A healthy ecosystem is essential to our well being and to ensure that we need a better understanding of the life or biodiversity around us. In the first part of this talk, I will introduce how modern technology is being used to collect data on biodiversity across space and time. These data come in complex forms such as DNA sequences, high-dimensional binary vectors, sound signals, etc. I will briefly touch upon the statistical challenges involved in making sense of these data.

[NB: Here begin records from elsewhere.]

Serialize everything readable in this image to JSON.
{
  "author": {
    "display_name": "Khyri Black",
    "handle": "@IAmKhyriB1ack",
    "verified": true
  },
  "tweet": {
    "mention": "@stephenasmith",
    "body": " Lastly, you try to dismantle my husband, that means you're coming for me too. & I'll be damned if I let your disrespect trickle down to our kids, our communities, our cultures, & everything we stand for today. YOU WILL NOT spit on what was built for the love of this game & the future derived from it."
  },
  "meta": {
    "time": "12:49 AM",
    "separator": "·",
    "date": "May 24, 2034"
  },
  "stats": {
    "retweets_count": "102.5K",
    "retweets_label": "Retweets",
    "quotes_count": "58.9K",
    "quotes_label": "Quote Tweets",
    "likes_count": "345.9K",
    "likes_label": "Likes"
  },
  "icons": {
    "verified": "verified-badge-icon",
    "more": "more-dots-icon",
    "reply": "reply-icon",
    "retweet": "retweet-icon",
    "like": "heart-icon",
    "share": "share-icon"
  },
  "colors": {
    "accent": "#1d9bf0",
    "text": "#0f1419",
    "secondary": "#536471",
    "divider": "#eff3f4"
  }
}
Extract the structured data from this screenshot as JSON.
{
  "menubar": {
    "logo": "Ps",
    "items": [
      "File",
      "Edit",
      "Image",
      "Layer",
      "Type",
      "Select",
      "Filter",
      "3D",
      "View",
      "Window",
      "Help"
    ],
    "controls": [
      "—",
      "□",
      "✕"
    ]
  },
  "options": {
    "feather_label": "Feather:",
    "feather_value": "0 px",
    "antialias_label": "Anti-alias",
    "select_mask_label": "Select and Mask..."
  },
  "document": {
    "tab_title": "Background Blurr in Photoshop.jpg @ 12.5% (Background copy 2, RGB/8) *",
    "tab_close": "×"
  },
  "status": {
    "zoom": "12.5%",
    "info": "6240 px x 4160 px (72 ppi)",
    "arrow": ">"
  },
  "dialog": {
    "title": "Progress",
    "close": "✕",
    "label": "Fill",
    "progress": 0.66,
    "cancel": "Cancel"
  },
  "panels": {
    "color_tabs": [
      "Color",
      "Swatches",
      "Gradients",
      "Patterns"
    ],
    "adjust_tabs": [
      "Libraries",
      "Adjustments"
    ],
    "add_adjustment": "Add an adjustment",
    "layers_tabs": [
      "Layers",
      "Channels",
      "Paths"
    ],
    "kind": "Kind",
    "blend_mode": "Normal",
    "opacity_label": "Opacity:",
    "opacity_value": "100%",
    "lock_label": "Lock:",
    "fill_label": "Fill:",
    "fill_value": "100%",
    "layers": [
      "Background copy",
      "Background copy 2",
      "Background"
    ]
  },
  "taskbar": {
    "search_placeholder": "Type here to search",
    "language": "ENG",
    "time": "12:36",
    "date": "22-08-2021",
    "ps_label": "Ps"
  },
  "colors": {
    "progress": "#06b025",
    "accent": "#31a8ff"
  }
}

In the second part, I will elaborate on a project motivated by studying temporal patterns in bird vocalizations. I will introduce a new class of semiparametric latent variable models for long memory discretized event data. The proposed class of FRActional Probit (FRAP) models are based on the thresholding of a latent process consisting of an additive expansion of a smooth Gaussian process with a fractional Brownian motion. I will describe a Bayesian approach to inference using Markov chain Monte Carlo. Results from applying the model on Amazon bird vocalization data will be presented which provide substantial evidence for self-similarity and non-Markovian/Poisson dynamics. A hierarchical extension of the proposed model to accommodate vocalizations of multiple birds at the same time will also be discussed.

Brief Biography

I am a Postdoctoral Associate at the Department of Statistical Sciences, Duke University since August 2018. I work with Prof. David Dunson on Bayesian statistical methods with a special focus on binary or count data types. Before coming to Duke, I was at Texas A&M University where I obtained my Ph.D. under the joint supervision of Prof. Bani K. Mallick and Prof. Anirban Bhattacharya from the Department of Statistics.